Saturday night – the night of the week we all get spoilt

Malam minggu or Saturday night has a special meaning here in Indonesia. This is the night of party, or as one of my friends here said: “The only night of the week, when we all get spoilt – kita semua hancur!”

Meanwhile I had already moved to downtown, to be closer to the night hotspots of the city and see what’s happening in the nightly worlds of the waria. The main hang-out area Tembok Berlin is just around the corner.

The only issue seems to be the fact that this here is not the typical Indonesia, which could be described as rather safe, even when being a single foreign woman at night-time in party locations. Some young warias warned me about motorbike taxis, which are very common means of transport in Irian Jaya: “Don’t you ever use the motorbike taxi at night! They pick you up, take you somewhere where they have group of friends waiting. Then they rape you – all of them!” Supposedly this has happened around here already quite a few times.

One of the nights we were driving to the southern market area in Sorong where there was some open-air party a’la Papua.

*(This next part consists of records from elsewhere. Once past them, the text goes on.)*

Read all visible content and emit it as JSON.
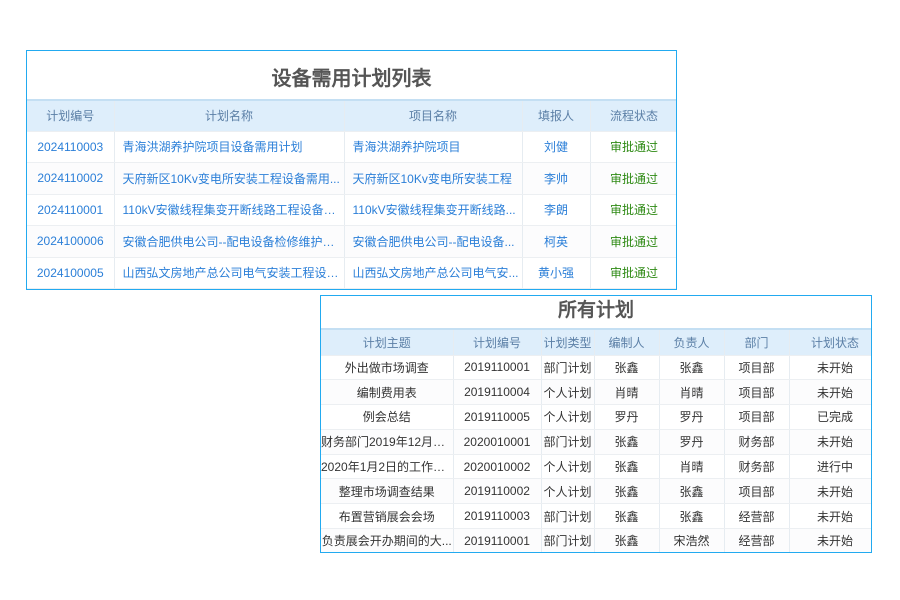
{
  "panel1": {
    "title": "设备需用计划列表",
    "headers": [
      "计划编号",
      "计划名称",
      "项目名称",
      "填报人",
      "流程状态"
    ],
    "rows": [
      [
        "2024110003",
        "青海洪湖养护院项目设备需用计划",
        "青海洪湖养护院项目",
        "刘健",
        "审批通过"
      ],
      [
        "2024110002",
        "天府新区10Kv变电所安装工程设备需用...",
        "天府新区10Kv变电所安装工程",
        "李帅",
        "审批通过"
      ],
      [
        "2024110001",
        "110kV安徽线程集变开断线路工程设备需...",
        "110kV安徽线程集变开断线路...",
        "李朗",
        "审批通过"
      ],
      [
        "2024100006",
        "安徽合肥供电公司--配电设备检修维护和...",
        "安徽合肥供电公司--配电设备...",
        "柯英",
        "审批通过"
      ],
      [
        "2024100005",
        "山西弘文房地产总公司电气安装工程设备...",
        "山西弘文房地产总公司电气安...",
        "黄小强",
        "审批通过"
      ]
    ],
    "colors": {
      "link": "#2b7fd8",
      "status": "#2e8a14",
      "border": "#22aaf0",
      "header_bg": "#deeefb"
    }
  },
  "panel2": {
    "title": "所有计划",
    "headers": [
      "计划主题",
      "计划编号",
      "计划类型",
      "编制人",
      "负责人",
      "部门",
      "计划状态"
    ],
    "rows": [
      [
        "外出做市场调查",
        "2019110001",
        "部门计划",
        "张鑫",
        "张鑫",
        "项目部",
        "未开始"
      ],
      [
        "编制费用表",
        "2019110004",
        "个人计划",
        "肖晴",
        "肖晴",
        "项目部",
        "未开始"
      ],
      [
        "例会总结",
        "2019110005",
        "个人计划",
        "罗丹",
        "罗丹",
        "项目部",
        "已完成"
      ],
      [
        "财务部门2019年12月的...",
        "2020010001",
        "部门计划",
        "张鑫",
        "罗丹",
        "财务部",
        "未开始"
      ],
      [
        "2020年1月2日的工作日...",
        "2020010002",
        "个人计划",
        "张鑫",
        "肖晴",
        "财务部",
        "进行中"
      ],
      [
        "整理市场调查结果",
        "2019110002",
        "个人计划",
        "张鑫",
        "张鑫",
        "项目部",
        "未开始"
      ],
      [
        "布置营销展会会场",
        "2019110003",
        "部门计划",
        "张鑫",
        "张鑫",
        "经营部",
        "未开始"
      ],
      [
        "负责展会开办期间的大...",
        "2019110001",
        "部门计划",
        "张鑫",
        "宋浩然",
        "经营部",
        "未开始"
      ]
    ]
  }
}
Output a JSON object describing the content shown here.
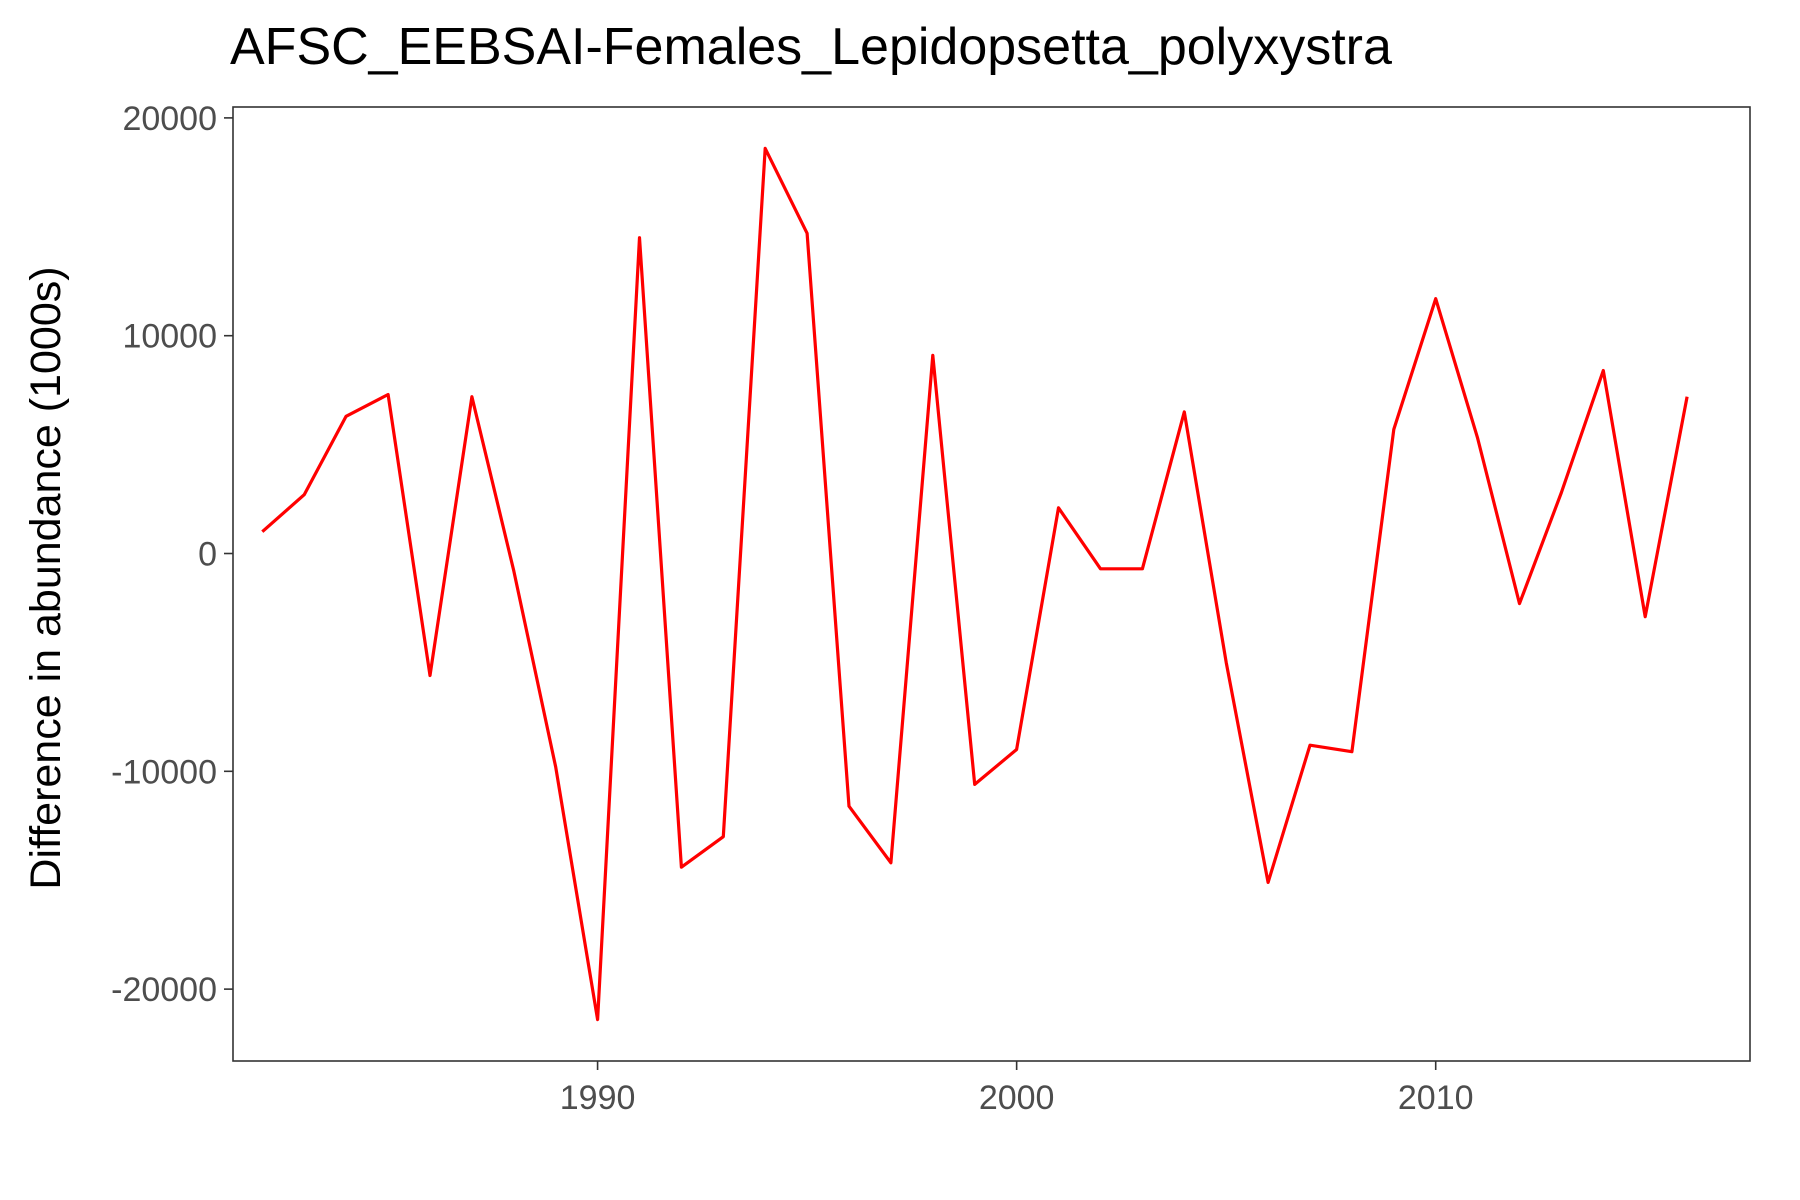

We stopped the car, took a brief look from the windows and my waria friends stated: “No, no, this is way too dangerous – we can’t go out, you will be beaten up and you’ll get a knife!”

I saw bunch dark shadows of the Papuans dancing drunk in the beats of dangdut music – the kind of party no-one could imagine happening in some dark downtown spooky market area. Papuan spirit. And a drunk Papuan unfortunately is a very common stereotype here, and for a reason – you could really see a lot of drunk Papuan people on the streets, lost in life, probably discriminated for some generations. But my friends just couldn’t let me out to check out this party and we drove off to safer grounds such as Tembok Berlin.

Starlight nightclub stands alone and proud and glorious in Kampung Baru, Sorong, Papua

As it was Saturday night, warias were all nicely dressed up and beautifully shining. One of the older warias was sitting on the wall and proudly poring out strong local liquor – one for the waria elder of Sorong, another one for me, then again to the elder. Until it was time to head on clubbing.

I remembered my friend who’s a local minibus driver here, whom I met one afternoon when he was visiting a hair salon held by a waria. In just some minutes he picked up all the warias and other chicks, so the whole minibus turned into a wild and wicked party-zone heading towards more party. We all seven warias, four women and the driver and his friend took off with a deep beat of dancehall sounds, and it all just reminded me too much of the infamous scene in Wariazone where me and Kiwa together with some nine warias were riding around Jakarta nightlife, singing Indonesian anthem. And of course, it was Saturday night! Wish I had a camera with me up there in Papua, but see the scene of Jakarta in Wariazone trailer:

In Papua, when talking about the waria, commonly people point out  that the parties where the waria are present last the longest and get most crazy. This seemed to be the case with our night in the biggest nightclub in Sorong – the Starlight, or SL as the waria call it. Interestingly, the security took a brief look at us and asked exactly the ticket money for seven people, as if the ‘real ladies’ get in for free, and the warias (as if they were considered ‘men’) should pay the whole price. I tried my best to negotiate, but they were stubborn, and it was really stinking of discrimination based on gender.

But as we entered, the party got wild. There was a band from Yogyakarta, followed by a hot dance party, where the sweat took hold and strip-dancers lifted our sexuality. Some of the waria tried to use me and Minna to get connection with men, and I, of course, was happily playing along. Minna seemed to have a crush on the hottest strip-dancer, who then poored some vodka in her mouth, dragged her on the stage and we were all shouting: “Hancur Minna, hancur Minna!”

This, by the way, is a popular dangdut song here in East-Indonesia, which translates as ‘spoilt Minna’ – a girl who went from village to the city, stayed there for too long and lost her morals.